Actual operators of the War Department's chief charge* are the General Staff, composed of the Chief of Staff, Deputy Chief and five Assistant Chiefs, professional soldiers all. After that victorious fiasco, the War with Spain, wise Elihu Root perceived that running even a standing army of 25,000 was a task too intricate for the civilian chief of the War Department, of which he was then Secretary. Under his direction the Army's command was radically reorganized in 1903, the General Staff system adapted from the British, French and Germans.
At the top of the military pyramid, Chief of Staff MacArthur has at his right hand a Deputy: Major General George S. Simonds, a brilliant onetime commandant of the War College and former armaments adviser to the Geneva Disarmament Conference.
Each of the five Assistant Chiefs is selected to advise the Chief within a special field. They are picked for intellect rather than exploits. All of the present Assistants (see pp. 16 & 17) are veterans of both the Spanish-American and World Wars, though none has commanded a division in the field. Two out of five are non-West Pointers, a just proportion since the ratio of Military Academy graduates to non-graduates among Army officers is about 1-to-4.

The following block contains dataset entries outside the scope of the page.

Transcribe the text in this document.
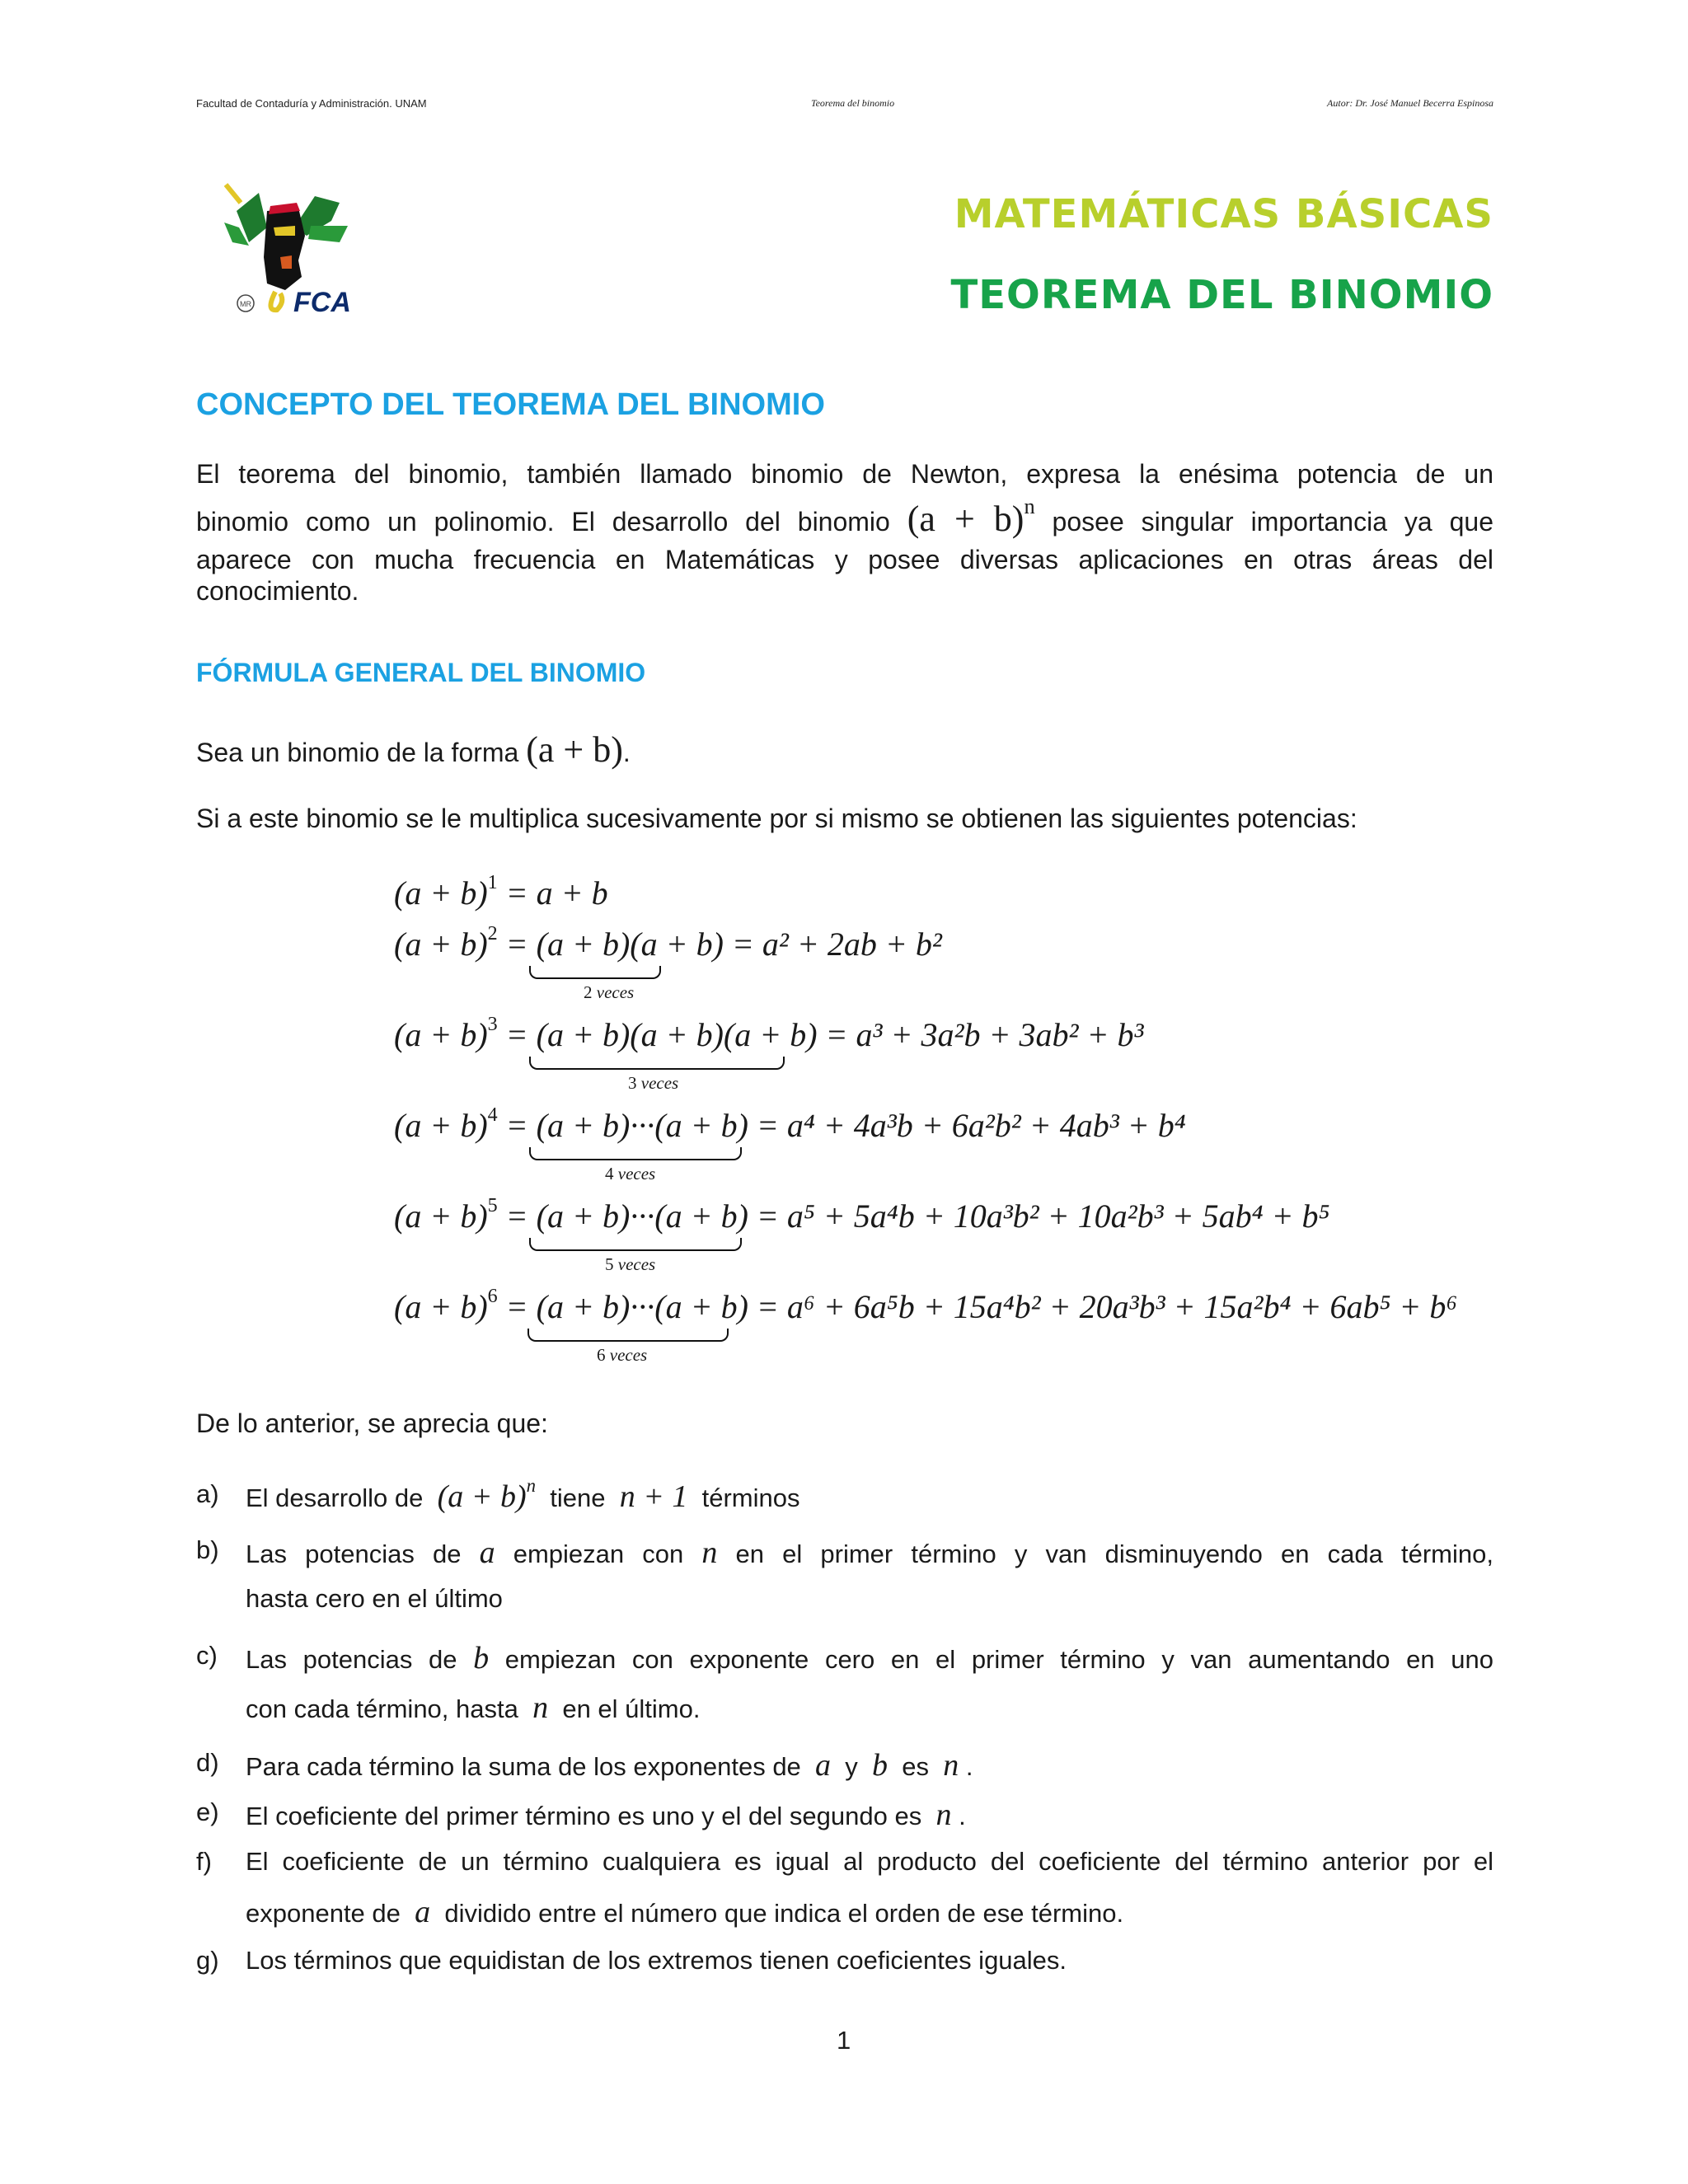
Facultad de Contaduría y Administración. UNAM	Teorema del binomio	Autor: Dr. José Manuel Becerra Espinosa
MR FCA
MATEMÁTICAS BÁSICAS
TEOREMA DEL BINOMIO
CONCEPTO DEL TEOREMA DEL BINOMIO
El teorema del binomio, también llamado binomio de Newton, expresa la enésima potencia de un
binomio como un polinomio. El desarrollo del binomio $(a + b)^n$ posee singular importancia ya que
aparece con mucha frecuencia en Matemáticas y posee diversas aplicaciones en otras áreas del
conocimiento.
FÓRMULA GENERAL DEL BINOMIO
Sea un binomio de la forma (a + b).
Si a este binomio se le multiplica sucesivamente por si mismo se obtienen las siguientes potencias:
$(a + b)^1 = a + b$
$(a + b)^2 = (a + b)(a + b) = a^2 + 2ab + b^2$
2 veces
$(a + b)^3 = (a + b)(a + b)(a + b) = a^3 + 3a^2b + 3ab^2 + b^3$
3 veces
$(a + b)^4 = (a + b)\cdot\cdot\cdot(a + b) = a^4 + 4a^3b + 6a^2b^2 + 4ab^3 + b^4$
4 veces
$(a + b)^5 = (a + b)\cdot\cdot\cdot(a + b) = a^5 + 5a^4b + 10a^3b^2 + 10a^2b^3 + 5ab^4 + b^5$
5 veces
$(a + b)^6 = (a + b)\cdot\cdot\cdot(a + b) = a^6 + 6a^5b + 15a^4b^2 + 20a^3b^3 + 15a^2b^4 + 6ab^5 + b^6$
6 veces
De lo anterior, se aprecia que:
a) El desarrollo de $(a + b)^n$ tiene n + 1 términos
b) Las potencias de a empiezan con n en el primer término y van disminuyendo en cada término,
hasta cero en el último
c) Las potencias de b empiezan con exponente cero en el primer término y van aumentando en uno
con cada término, hasta n en el último.
d) Para cada término la suma de los exponentes de a y b es n .
e) El coeficiente del primer término es uno y el del segundo es n .
f) El coeficiente de un término cualquiera es igual al producto del coeficiente del término anterior por el
exponente de a dividido entre el número que indica el orden de ese término.
g) Los términos que equidistan de los extremos tienen coeficientes iguales.
1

G-I (Personnel) is Brigadier General Andrew Moses, field artilleryman and expert on materiel. Brigadier General Harry Knight, who entered the Army from the New York militia during the Spanish-American War, is G-2 (Intelligence). G-3 (Operations & Training) is Brigadier General John H. Hughes, who got out of West Point in 1897, just in time to be wounded in Cuba. Brigadier General Charles Sherman Lincoln, G-4 (Supply), started out to be a farmer by graduating from the Iowa State College of Agriculture, enlisted in the ranks in 1895, won his commission in 1898.